First, let us consider what (a younger!) Chomsky says in the video below about Postmodernism and the Third World.
So is there other evidence to back this up? Yes, we need only look at Nanda (1998).
Meera Nanda is an Indian historian and philosopher of science.
She points out that the postmodernist idea of “ethnoscience” – that the science that emerged from the West is only one “discourse” amongst many “discourses” and that are all are equally valid – makes for some extraordinarily anti-progressive and reactionary movements in the developing world, which do much to retard social progress and even harm people.
This, Nanda points out, can be seen in India. In fact, the ethnoscientific and cultural relativist ideas of postmodernism actually empower local traditional conservatives and religious fanatics and allow them to complain that criticisms of their attitudes to women or society as “ethnocentric” and “imperialistic” (Nanda 1998: 287).
Nanda points to utterly horrifying examples.

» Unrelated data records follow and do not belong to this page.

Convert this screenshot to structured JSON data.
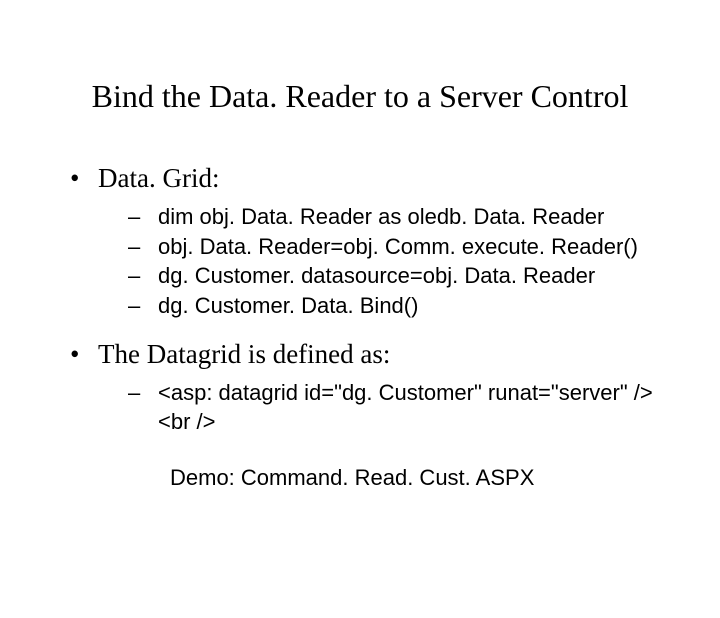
{
  "title": "Bind the Data. Reader to a Server Control",
  "bullets": [
    {
      "label": "Data. Grid:",
      "sub": [
        "dim obj. Data. Reader as oledb. Data. Reader",
        "obj. Data. Reader=obj. Comm. execute. Reader()",
        "dg. Customer. datasource=obj. Data. Reader",
        "dg. Customer. Data. Bind()"
      ]
    },
    {
      "label": "The Datagrid is defined as:",
      "sub": [
        "<asp: datagrid id=\"dg. Customer\" runat=\"server\" /><br />"
      ]
    }
  ],
  "demo": "Demo: Command. Read. Cust. ASPX"
}
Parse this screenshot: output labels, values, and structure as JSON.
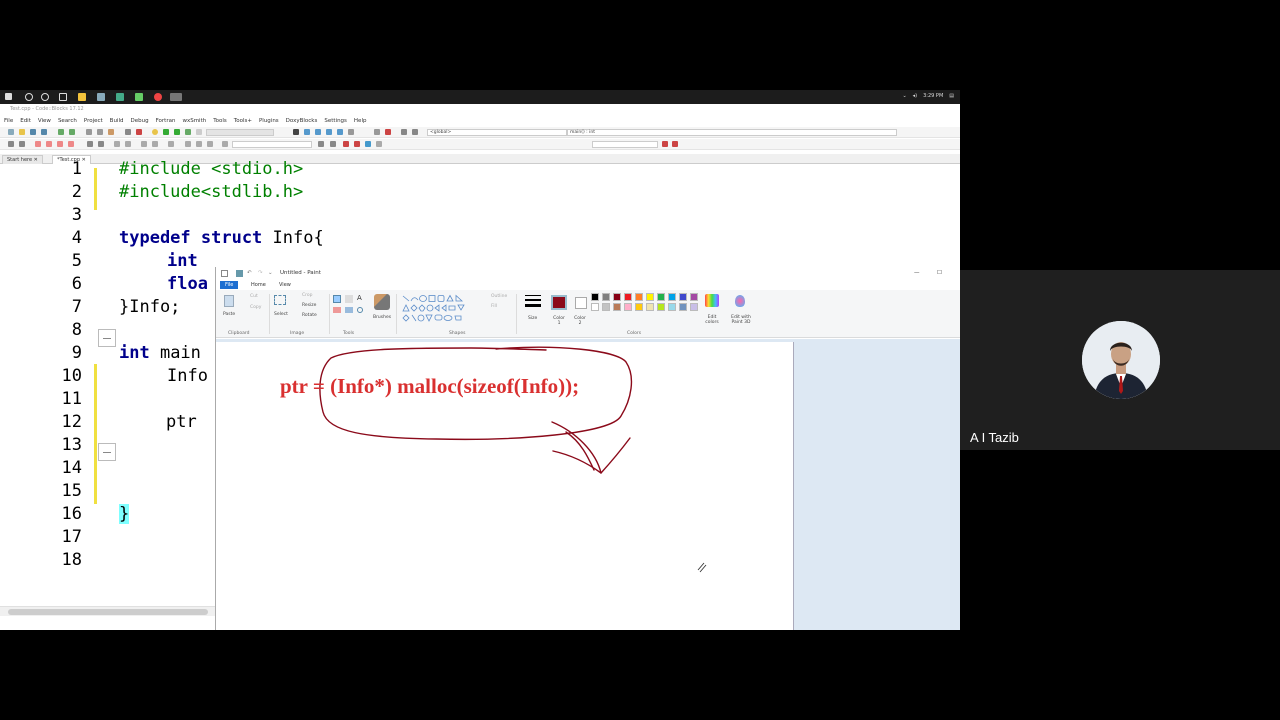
{
  "taskbar": {
    "clock": "3:29 PM"
  },
  "codeblocks": {
    "title": "Test.cpp - Code::Blocks 17.12",
    "menu": [
      "File",
      "Edit",
      "View",
      "Search",
      "Project",
      "Build",
      "Debug",
      "Fortran",
      "wxSmith",
      "Tools",
      "Tools+",
      "Plugins",
      "DoxyBlocks",
      "Settings",
      "Help"
    ],
    "scope_select": "<global>",
    "symbol_select": "main() : int",
    "tabs": [
      "Start here",
      "*Test.cpp"
    ],
    "line_numbers": [
      "1",
      "2",
      "3",
      "4",
      "5",
      "6",
      "7",
      "8",
      "9",
      "10",
      "11",
      "12",
      "13",
      "14",
      "15",
      "16",
      "17",
      "18"
    ],
    "code": {
      "l1": "#include <stdio.h>",
      "l2": "#include<stdlib.h>",
      "l4_kw": "typedef struct",
      "l4_rest": " Info{",
      "l5_kw": "int",
      "l6_kw": "floa",
      "l7": "}Info;",
      "l9_kw": "int",
      "l9_rest": " main",
      "l10": "Info",
      "l12": "ptr",
      "l16": "}"
    }
  },
  "paint": {
    "title": "Untitled - Paint",
    "tabs": {
      "file": "File",
      "home": "Home",
      "view": "View"
    },
    "ribbon": {
      "paste": "Paste",
      "cut": "Cut",
      "copy": "Copy",
      "select": "Select",
      "crop": "Crop",
      "resize": "Resize",
      "rotate": "Rotate",
      "brushes": "Brushes",
      "outline": "Outline",
      "fill": "Fill",
      "size": "Size",
      "color1": "Color 1",
      "color2": "Color 2",
      "edit_colors": "Edit colors",
      "paint3d": "Edit with Paint 3D",
      "groups": {
        "clipboard": "Clipboard",
        "image": "Image",
        "tools": "Tools",
        "shapes": "Shapes",
        "colors": "Colors"
      }
    },
    "active_color": "#8b0a1a",
    "palette": [
      "#000000",
      "#7f7f7f",
      "#880015",
      "#ed1c24",
      "#ff7f27",
      "#fff200",
      "#22b14c",
      "#00a2e8",
      "#3f48cc",
      "#a349a4",
      "#ffffff",
      "#c3c3c3",
      "#b97a57",
      "#ffaec9",
      "#ffc90e",
      "#efe4b0",
      "#b5e61d",
      "#99d9ea",
      "#7092be",
      "#c8bfe7"
    ],
    "canvas_text": "ptr = (Info*) malloc(sizeof(Info));"
  },
  "participant": {
    "name": "A I Tazib"
  }
}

A well-known Postmodernist has declared that mass vaccination in India against smallpox is an “affront to the local custom of variolation, which included inoculation with human smallpox matter accompanied by prayers to the goddess of smallpox” (Nanda 1998: 291). But all the evidence shows that this traditional method is “10 times more likely to actually cause the disease as compared to the modern vaccine” (Nanda 1998: 291). Effective vaccination based on Western medicine, so the Postmodernists claim, is just a “Western logocentric mode of thought” (Nanda 1998: 291).
Nanda relates how native Hindu nationalist and religious fundamentalist movements use the ideas of Postmodernism to defend village sorcerers against modern scientific medicine (Nanda 1998: 292).
One Indian political psychologist and social theorist Ashis Nandy has drawn on postmodernism and postcolonialism to defend some – shall we say? – eyebrow-raising ideas:
“True ‘patriots’ like Nandy have not even spared those who protested a recent incidence of widow immolation (sati), branding them as modernized Westernized elites who denigrate authentic folk practices (Nandy 1988). Not surprisingly, such nativist, antimodernist ideas have found a sympathetic audience among right‐wing Hindu fundamentalist parties (Nanda 1997b).”This should send chills down your spine. It is the logical culmination – whether Postmodernists believe in logic or not – of saying there is no truth, no objective morality, and that all cultural “discourses” are equally valid.
BIBLIOGRAPHY
Nanda, M. 1998. “The Epistemic Charity of the Social Constructivist Critics of Science and why the Third World should refuse the Offer,” in N. Koertge (ed.), A House Built on Sand: Exposing Postmodernist Myths about Science. Oxford University Press, New York. 286–311.